China lifts penalties on more US goods
BEIJING - China suspended punitive tariffs on more U.S. goods including radar equipment for aviation Tuesday amid pressure from President Donald Trump to buy more imports as part of a truce in their trade war.
The Ministry of Finance said tariff increases on 79 types of goods including radar sets, disinfectant and rare earths minerals would be suspended for one year starting May 19.
Washington agreed in January to cancel additional tariff hikes and Beijing committed to buy more American farm exports. U.S. officials said China agreed to address complaints about its technology policies.
Trump threatened May 3 to terminate the agreement if China fails to buy more American goods.
Trump said earlier that Beijing agreed to buy $200 billion of American farm goods and other exports. China resumed purchases of American soybeans but has yet to confirm the size of its commitment.
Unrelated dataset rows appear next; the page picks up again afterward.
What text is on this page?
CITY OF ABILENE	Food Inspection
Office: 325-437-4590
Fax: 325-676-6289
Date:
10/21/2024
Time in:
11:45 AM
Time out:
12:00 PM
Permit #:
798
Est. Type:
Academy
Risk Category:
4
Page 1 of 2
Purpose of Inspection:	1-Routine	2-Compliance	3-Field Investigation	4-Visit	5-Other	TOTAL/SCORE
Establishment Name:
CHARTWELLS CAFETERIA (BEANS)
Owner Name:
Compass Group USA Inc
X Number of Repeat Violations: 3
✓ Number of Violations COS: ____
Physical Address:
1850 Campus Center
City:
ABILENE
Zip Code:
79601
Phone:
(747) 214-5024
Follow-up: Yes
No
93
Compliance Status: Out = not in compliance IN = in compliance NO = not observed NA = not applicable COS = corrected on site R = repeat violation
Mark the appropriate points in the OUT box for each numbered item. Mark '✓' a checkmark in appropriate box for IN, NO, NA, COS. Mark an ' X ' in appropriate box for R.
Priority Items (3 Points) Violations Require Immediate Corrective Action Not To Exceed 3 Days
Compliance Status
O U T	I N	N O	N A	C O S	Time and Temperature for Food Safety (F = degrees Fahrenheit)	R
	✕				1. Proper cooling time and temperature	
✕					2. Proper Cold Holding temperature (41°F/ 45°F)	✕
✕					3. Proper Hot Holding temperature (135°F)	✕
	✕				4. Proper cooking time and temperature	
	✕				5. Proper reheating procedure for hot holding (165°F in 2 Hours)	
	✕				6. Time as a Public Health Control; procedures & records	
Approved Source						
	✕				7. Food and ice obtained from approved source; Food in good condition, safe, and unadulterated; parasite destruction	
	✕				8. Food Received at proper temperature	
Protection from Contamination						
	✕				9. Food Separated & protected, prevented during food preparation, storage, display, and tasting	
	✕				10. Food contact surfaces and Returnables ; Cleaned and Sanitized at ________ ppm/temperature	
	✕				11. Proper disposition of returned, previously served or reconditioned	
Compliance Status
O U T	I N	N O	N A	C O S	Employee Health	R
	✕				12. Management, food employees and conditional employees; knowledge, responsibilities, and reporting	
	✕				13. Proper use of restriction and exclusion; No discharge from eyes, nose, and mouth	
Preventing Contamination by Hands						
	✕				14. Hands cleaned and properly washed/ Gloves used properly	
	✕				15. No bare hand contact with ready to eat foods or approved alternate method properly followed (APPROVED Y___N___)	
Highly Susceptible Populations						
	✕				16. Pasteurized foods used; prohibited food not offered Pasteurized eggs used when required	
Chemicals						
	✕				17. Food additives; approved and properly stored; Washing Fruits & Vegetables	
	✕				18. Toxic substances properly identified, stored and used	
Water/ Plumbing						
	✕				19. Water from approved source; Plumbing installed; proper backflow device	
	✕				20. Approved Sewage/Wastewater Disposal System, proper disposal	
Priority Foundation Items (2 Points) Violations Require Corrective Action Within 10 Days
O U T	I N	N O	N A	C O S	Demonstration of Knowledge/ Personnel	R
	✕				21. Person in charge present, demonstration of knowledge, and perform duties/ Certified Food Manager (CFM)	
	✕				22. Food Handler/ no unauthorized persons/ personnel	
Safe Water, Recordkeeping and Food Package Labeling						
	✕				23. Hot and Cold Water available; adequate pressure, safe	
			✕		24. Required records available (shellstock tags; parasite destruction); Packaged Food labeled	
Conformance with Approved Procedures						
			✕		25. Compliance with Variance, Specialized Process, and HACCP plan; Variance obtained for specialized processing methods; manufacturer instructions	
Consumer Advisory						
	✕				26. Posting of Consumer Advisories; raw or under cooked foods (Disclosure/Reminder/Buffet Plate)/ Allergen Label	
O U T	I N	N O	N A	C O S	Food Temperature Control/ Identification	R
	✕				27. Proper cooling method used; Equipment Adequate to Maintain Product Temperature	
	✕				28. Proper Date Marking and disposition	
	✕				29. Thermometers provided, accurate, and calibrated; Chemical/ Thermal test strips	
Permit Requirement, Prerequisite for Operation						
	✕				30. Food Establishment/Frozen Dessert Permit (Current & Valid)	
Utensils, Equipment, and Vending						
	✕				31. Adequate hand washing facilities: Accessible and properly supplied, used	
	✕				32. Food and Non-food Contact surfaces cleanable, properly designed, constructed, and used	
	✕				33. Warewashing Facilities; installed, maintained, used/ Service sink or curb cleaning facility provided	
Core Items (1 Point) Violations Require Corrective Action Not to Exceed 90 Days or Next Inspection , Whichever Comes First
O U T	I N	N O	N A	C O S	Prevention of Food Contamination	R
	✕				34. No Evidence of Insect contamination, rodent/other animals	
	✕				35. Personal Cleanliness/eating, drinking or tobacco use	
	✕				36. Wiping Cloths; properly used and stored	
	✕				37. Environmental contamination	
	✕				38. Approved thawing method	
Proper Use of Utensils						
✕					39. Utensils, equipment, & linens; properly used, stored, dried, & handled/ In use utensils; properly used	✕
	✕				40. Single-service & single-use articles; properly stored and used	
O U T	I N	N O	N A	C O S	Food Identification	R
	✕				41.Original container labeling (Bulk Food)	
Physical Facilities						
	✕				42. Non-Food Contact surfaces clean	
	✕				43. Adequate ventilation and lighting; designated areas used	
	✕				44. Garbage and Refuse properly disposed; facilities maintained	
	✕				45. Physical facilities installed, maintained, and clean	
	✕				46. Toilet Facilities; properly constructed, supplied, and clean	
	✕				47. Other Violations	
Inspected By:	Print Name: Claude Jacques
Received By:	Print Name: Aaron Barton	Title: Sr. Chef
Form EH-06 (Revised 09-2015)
Bat maker says loan helped workers
LOUISVILLE, Ky. - The manufacturer of Louisville Slugger bats says it put 171 furloughed employees back on the payroll after receiving a loan from a government program aimed at helping small businesses.
Hillerich & Bradsby Co. resumed production at its wood bat factory in Louisville on Monday as parts of Kentucky's economy reopened after weeks of shutdowns because of the coronavirus outbreak. The bat factory had been idled for nearly two months amid the global pandemic.
The company did not disclose the amount of the loan it received under the Paycheck Protection Program. But it said the cash infusion was instrumental in restoring all 171 furloughed employees - or about 90 percent of its work force - to the payroll last week.